Thursday's statement also sought to explain why O'Leary isn't joining the race in time for the French debate taking place next Tuesday in Quebec City. No translation will be provided, making it difficult for any contender who does not speak the language reasonably well.

There were 14 candidates on stage for the party's last official debate in Moncton, N.B. in December, including Michael Chong, left, Erin O'Toole, centre, and Andrew Scheer.

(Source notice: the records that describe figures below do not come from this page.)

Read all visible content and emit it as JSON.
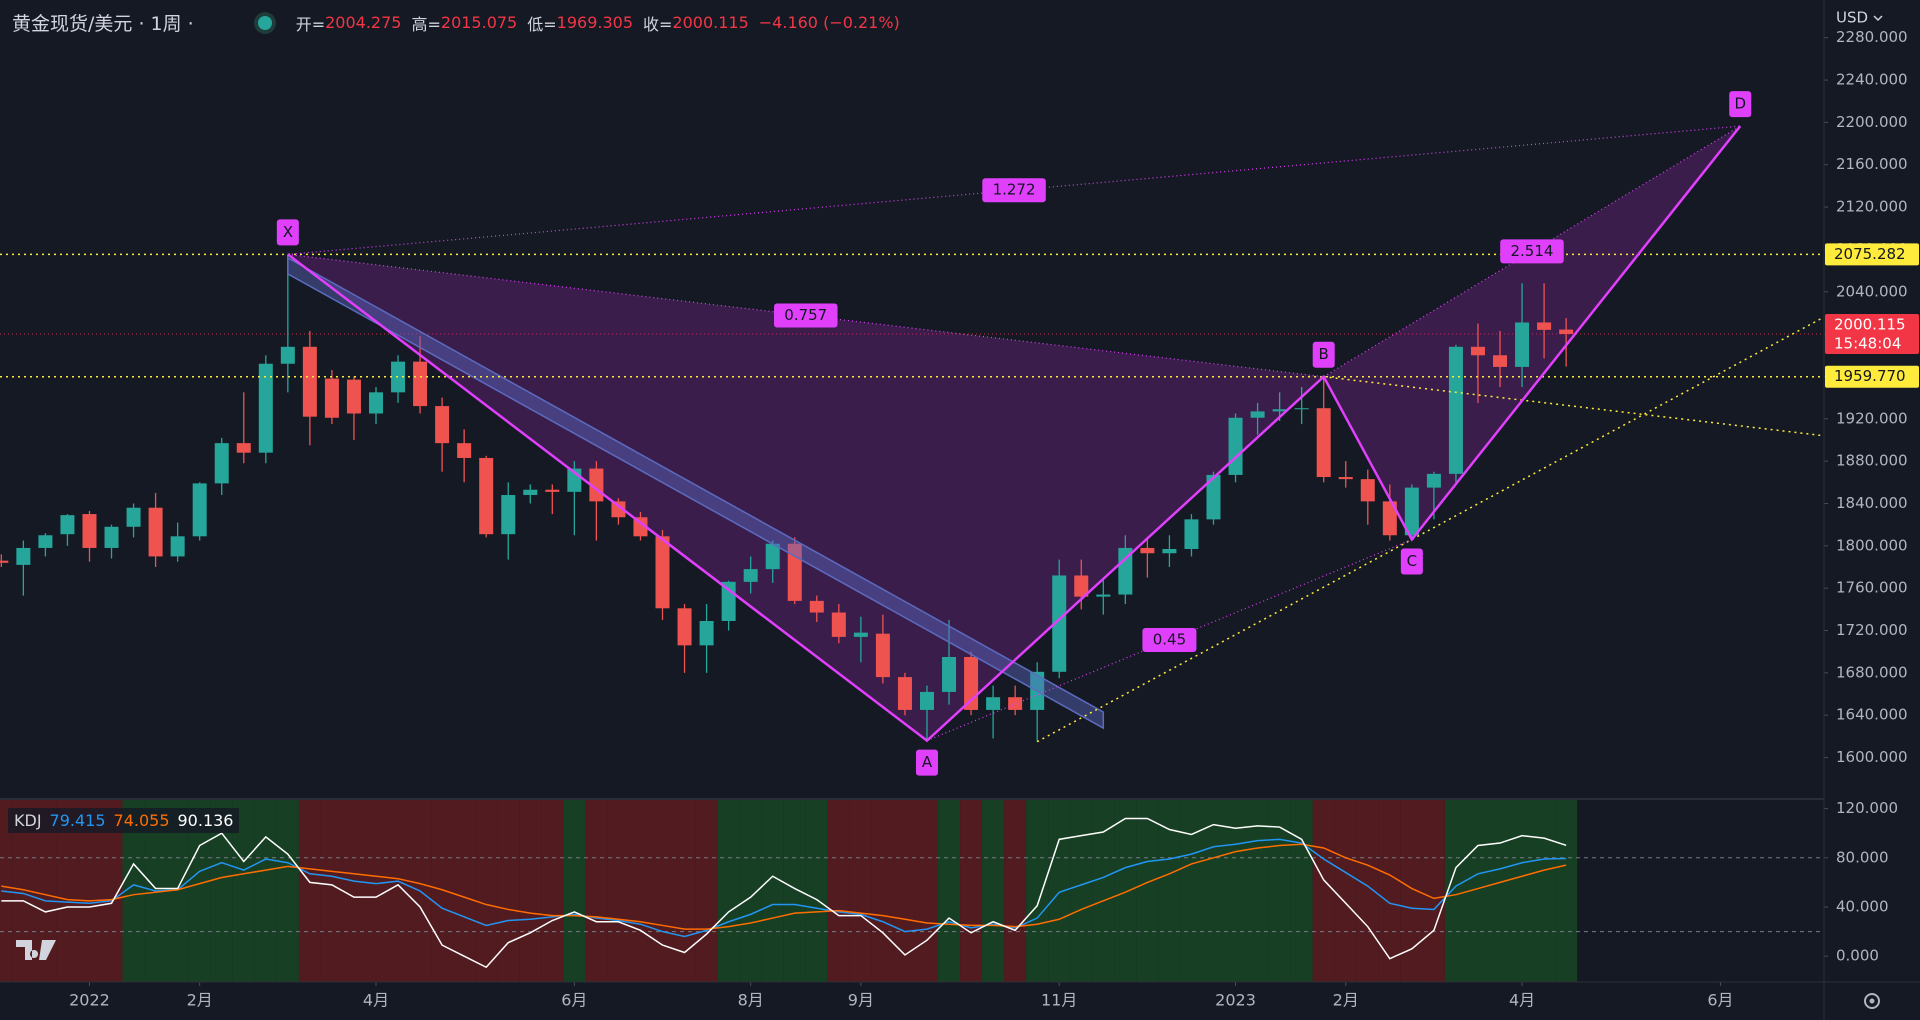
{
  "header": {
    "symbol": "黄金现货/美元 · 1周 ·",
    "open_label": "开=",
    "high_label": "高=",
    "low_label": "低=",
    "close_label": "收=",
    "change": "−4.160 (−0.21%)",
    "currency": "USD"
  },
  "chart_data": [
    {
      "type": "candlestick",
      "x": [
        0,
        1,
        2,
        3,
        4,
        5,
        6,
        7,
        8,
        9,
        10,
        11,
        12,
        13,
        14,
        15,
        16,
        17,
        18,
        19,
        20,
        21,
        22,
        23,
        24,
        25,
        26,
        27,
        28,
        29,
        30,
        31,
        32,
        33,
        34,
        35,
        36,
        37,
        38,
        39,
        40,
        41,
        42,
        43,
        44,
        45,
        46,
        47,
        48,
        49,
        50,
        51,
        52,
        53,
        54,
        55,
        56,
        57,
        58,
        59,
        60,
        61,
        62,
        63,
        64,
        65,
        66,
        67,
        68,
        69,
        70,
        71
      ],
      "open": [
        1786,
        1782,
        1798,
        1811,
        1830,
        1798,
        1818,
        1836,
        1790,
        1809,
        1859,
        1897,
        1888,
        1972,
        1988,
        1958,
        1957,
        1925,
        1945,
        1974,
        1932,
        1897,
        1883,
        1811,
        1848,
        1853,
        1851,
        1873,
        1842,
        1827,
        1809,
        1741,
        1706,
        1729,
        1766,
        1778,
        1802,
        1748,
        1737,
        1714,
        1717,
        1676,
        1645,
        1662,
        1695,
        1645,
        1657,
        1645,
        1681,
        1772,
        1752,
        1754,
        1798,
        1793,
        1797,
        1825,
        1867,
        1921,
        1927,
        1929,
        1930,
        1865,
        1863,
        1842,
        1810,
        1855,
        1868,
        1988,
        1980,
        1969,
        2011,
        2004.275
      ],
      "high": [
        1792,
        1805,
        1812,
        1830,
        1833,
        1820,
        1840,
        1850,
        1822,
        1860,
        1902,
        1945,
        1980,
        2075.282,
        2003,
        1966,
        1960,
        1950,
        1980,
        1998,
        1940,
        1910,
        1885,
        1860,
        1858,
        1858,
        1880,
        1880,
        1845,
        1832,
        1815,
        1745,
        1745,
        1767,
        1790,
        1805,
        1808,
        1753,
        1745,
        1733,
        1735,
        1680,
        1668,
        1730,
        1700,
        1668,
        1668,
        1690,
        1787,
        1787,
        1770,
        1810,
        1808,
        1810,
        1830,
        1870,
        1925,
        1935,
        1945,
        1950,
        1959.77,
        1880,
        1872,
        1858,
        1858,
        1870,
        1990,
        2010,
        2003,
        2048,
        2048,
        2015.075
      ],
      "low": [
        1780,
        1753,
        1790,
        1800,
        1785,
        1788,
        1808,
        1780,
        1785,
        1805,
        1848,
        1878,
        1878,
        1945,
        1895,
        1915,
        1900,
        1915,
        1935,
        1925,
        1870,
        1860,
        1808,
        1787,
        1840,
        1830,
        1810,
        1805,
        1820,
        1805,
        1730,
        1680,
        1680,
        1720,
        1755,
        1765,
        1745,
        1728,
        1708,
        1690,
        1670,
        1640,
        1616,
        1650,
        1640,
        1618,
        1640,
        1615,
        1675,
        1740,
        1735,
        1745,
        1770,
        1780,
        1790,
        1820,
        1860,
        1905,
        1918,
        1915,
        1860,
        1855,
        1820,
        1805,
        1806,
        1825,
        1860,
        1935,
        1950,
        1950,
        1977,
        1969.305
      ],
      "close": [
        1784,
        1798,
        1810,
        1829,
        1798,
        1818,
        1836,
        1790,
        1809,
        1859,
        1897,
        1888,
        1972,
        1988,
        1922,
        1921,
        1925,
        1945,
        1974,
        1932,
        1897,
        1883,
        1811,
        1848,
        1853,
        1851,
        1873,
        1842,
        1827,
        1809,
        1741,
        1706,
        1729,
        1766,
        1778,
        1802,
        1748,
        1737,
        1714,
        1718,
        1676,
        1645,
        1662,
        1695,
        1645,
        1657,
        1645,
        1681,
        1772,
        1752,
        1754,
        1798,
        1793,
        1797,
        1825,
        1867,
        1921,
        1927,
        1929,
        1930,
        1865,
        1863,
        1842,
        1810,
        1855,
        1868,
        1988,
        1980,
        1969,
        2011,
        2004,
        2000.115
      ],
      "up_color": "#26a69a",
      "down_color": "#ef5350",
      "xlim": [
        -0.06,
        82.7
      ],
      "ylim": [
        1561.8,
        2315.6
      ],
      "xticks": [
        {
          "value": 4,
          "label": "2022"
        },
        {
          "value": 9,
          "label": "2月"
        },
        {
          "value": 17,
          "label": "4月"
        },
        {
          "value": 26,
          "label": "6月"
        },
        {
          "value": 34,
          "label": "8月"
        },
        {
          "value": 39,
          "label": "9月"
        },
        {
          "value": 48,
          "label": "11月"
        },
        {
          "value": 56,
          "label": "2023"
        },
        {
          "value": 61,
          "label": "2月"
        },
        {
          "value": 69,
          "label": "4月"
        },
        {
          "value": 78,
          "label": "6月"
        }
      ],
      "yticks": [
        {
          "value": 1600,
          "label": "1600.000"
        },
        {
          "value": 1640,
          "label": "1640.000"
        },
        {
          "value": 1680,
          "label": "1680.000"
        },
        {
          "value": 1720,
          "label": "1720.000"
        },
        {
          "value": 1760,
          "label": "1760.000"
        },
        {
          "value": 1800,
          "label": "1800.000"
        },
        {
          "value": 1840,
          "label": "1840.000"
        },
        {
          "value": 1880,
          "label": "1880.000"
        },
        {
          "value": 1920,
          "label": "1920.000"
        },
        {
          "value": 1960,
          "label": "1960.000"
        },
        {
          "value": 2000,
          "label": "2000.000"
        },
        {
          "value": 2040,
          "label": "2040.000"
        },
        {
          "value": 2080,
          "label": "2080.000"
        },
        {
          "value": 2120,
          "label": "2120.000"
        },
        {
          "value": 2160,
          "label": "2160.000"
        },
        {
          "value": 2200,
          "label": "2200.000"
        },
        {
          "value": 2240,
          "label": "2240.000"
        },
        {
          "value": 2280,
          "label": "2280.000"
        }
      ],
      "grid": false,
      "price_lines": [
        {
          "value": 2075.282,
          "label": "2075.282"
        },
        {
          "value": 1959.77,
          "label": "1959.770"
        }
      ],
      "price_line_color": "#ffeb3b",
      "countdown": "15:48:04",
      "last_color": "#f23645",
      "pattern": {
        "names": [
          "X",
          "A",
          "B",
          "C",
          "D"
        ],
        "x": [
          13,
          42,
          60,
          64,
          78.9
        ],
        "y": [
          2075.282,
          1616,
          1959.77,
          1806,
          2196.5
        ],
        "ratios": [
          0.757,
          0.45,
          1.272,
          2.514
        ],
        "color": "#e040fb"
      },
      "trend_channel": {
        "x": [
          13,
          50
        ],
        "y": [
          2072,
          1643
        ],
        "color": "#5c6bc0"
      }
    },
    {
      "type": "line",
      "title": "KDJ",
      "series": [
        {
          "color": "#2196f3",
          "values": [
            53,
            51,
            45,
            44,
            43,
            45,
            58,
            53,
            54,
            69,
            76,
            70,
            79,
            76,
            67,
            65,
            61,
            59,
            61,
            53,
            39,
            32,
            25,
            29,
            30,
            32,
            34,
            31,
            29,
            26,
            20,
            16,
            21,
            28,
            34,
            42,
            42,
            39,
            36,
            34,
            28,
            20,
            22,
            28,
            23,
            26,
            23,
            31,
            52,
            58,
            64,
            72,
            77,
            79,
            83,
            89,
            91,
            94,
            95,
            92,
            79,
            68,
            57,
            43,
            39,
            38,
            57,
            67,
            71,
            76,
            79,
            79.415
          ]
        },
        {
          "color": "#ff6d00",
          "values": [
            57,
            54,
            50,
            46,
            45,
            46,
            50,
            52,
            54,
            59,
            64,
            67,
            70,
            73,
            71,
            69,
            67,
            65,
            63,
            59,
            54,
            48,
            42,
            38,
            35,
            33,
            33,
            32,
            30,
            28,
            25,
            22,
            22,
            24,
            27,
            31,
            35,
            36,
            37,
            35,
            33,
            30,
            27,
            26,
            25,
            25,
            24,
            26,
            30,
            38,
            45,
            52,
            60,
            67,
            75,
            80,
            85,
            88,
            90,
            91,
            88,
            80,
            74,
            66,
            55,
            47,
            50,
            55,
            60,
            65,
            70,
            74.055
          ]
        },
        {
          "color": "#ffffff",
          "values": [
            45,
            45,
            36,
            40,
            40,
            43,
            75,
            55,
            55,
            90,
            100,
            77,
            97,
            83,
            60,
            58,
            48,
            48,
            58,
            40,
            9,
            0,
            -9,
            11,
            19,
            29,
            36,
            28,
            28,
            21,
            9,
            3,
            18,
            36,
            48,
            65,
            55,
            46,
            33,
            33,
            19,
            1,
            13,
            31,
            19,
            28,
            21,
            41,
            95,
            98,
            101,
            112,
            112,
            103,
            99,
            107,
            104,
            106,
            105,
            95,
            62,
            43,
            24,
            -2,
            6,
            21,
            72,
            90,
            92,
            98,
            96,
            90.136
          ]
        }
      ],
      "ylim": [
        -21,
        127
      ],
      "yticks": [
        {
          "value": 0,
          "label": "0.000"
        },
        {
          "value": 40,
          "label": "40.000"
        },
        {
          "value": 80,
          "label": "80.000"
        },
        {
          "value": 120,
          "label": "120.000"
        }
      ],
      "levels": [
        80,
        20
      ],
      "zone_colors": {
        "up": "#173f24",
        "down": "#521b20"
      }
    }
  ]
}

While candidates spoke some French then, next Tuesday's debate in Quebec City will be entirely in French. (Andrew Vaughan/Canadian Press)

Because the Conservative leadership race will be decided based on a system that balances votes across all of Canada's 338 ridings, appealing to French-speaking voters, particularly from the 78 constituencies in Quebec, really counts.

"When I do something, I bring my A game and I don't like wasting anyone's time," O'Leary said in the statement.

While he attended the first party-organized debate in Saskatoon — and sat right behind the moderator, putting himself frequently in a camera shot — he's expressed distaste for the large number of candidates still crowding the race and the inability of debate formats to showcase would-be leaders in detail.

O'Leary, who grew up in Montreal, says he's committed to "learning French again." In the meantime, "out of respect for Quebec and French-Canadians, I feel it makes more sense to abstain from the French debate until I am more proficient."

O'Leary must file his papers and deposit by Feb. 24 in order to be a candidate in the May 27 vote.

Scheer wins more endorsements before debate

Andrew Scheer held a news conference Thursday in Quebec City to announce that four Conservative MPs — Luc Berthold, Alain Rayes, Pierre Paul-Hus and Sylvie Boucher — are now supporting his bid.

The former Speaker of the House of Commons, who represents a Saskatchewan riding but grew up in Ottawa, speaks serviceable French with a proficiency he credits to his French-immersion education.

Andrew Scheer, who was joined by his wife, Jill, as he launched his campaign last September, has received more endorsements from sitting Conservative MPs than any other candidate so far. (Adrian Wyld/Canadian Press)

Scheer now has the most endorsements from current Conservative MPs, with 23, representing every province where the party holds a seat.

Fellow Conservative MP Erin O'Toole also announced an endorsement Thursday from a former rival. Winnipeg doctor Dan Lindsay was a leadership candidate until a few weeks ago, participating in the first two debates before withdrawing prior to a Dec.31 deadline for paying the required $50,000 compliance deposit.

Lindsay has worked with O'Toole on his health care reform platform.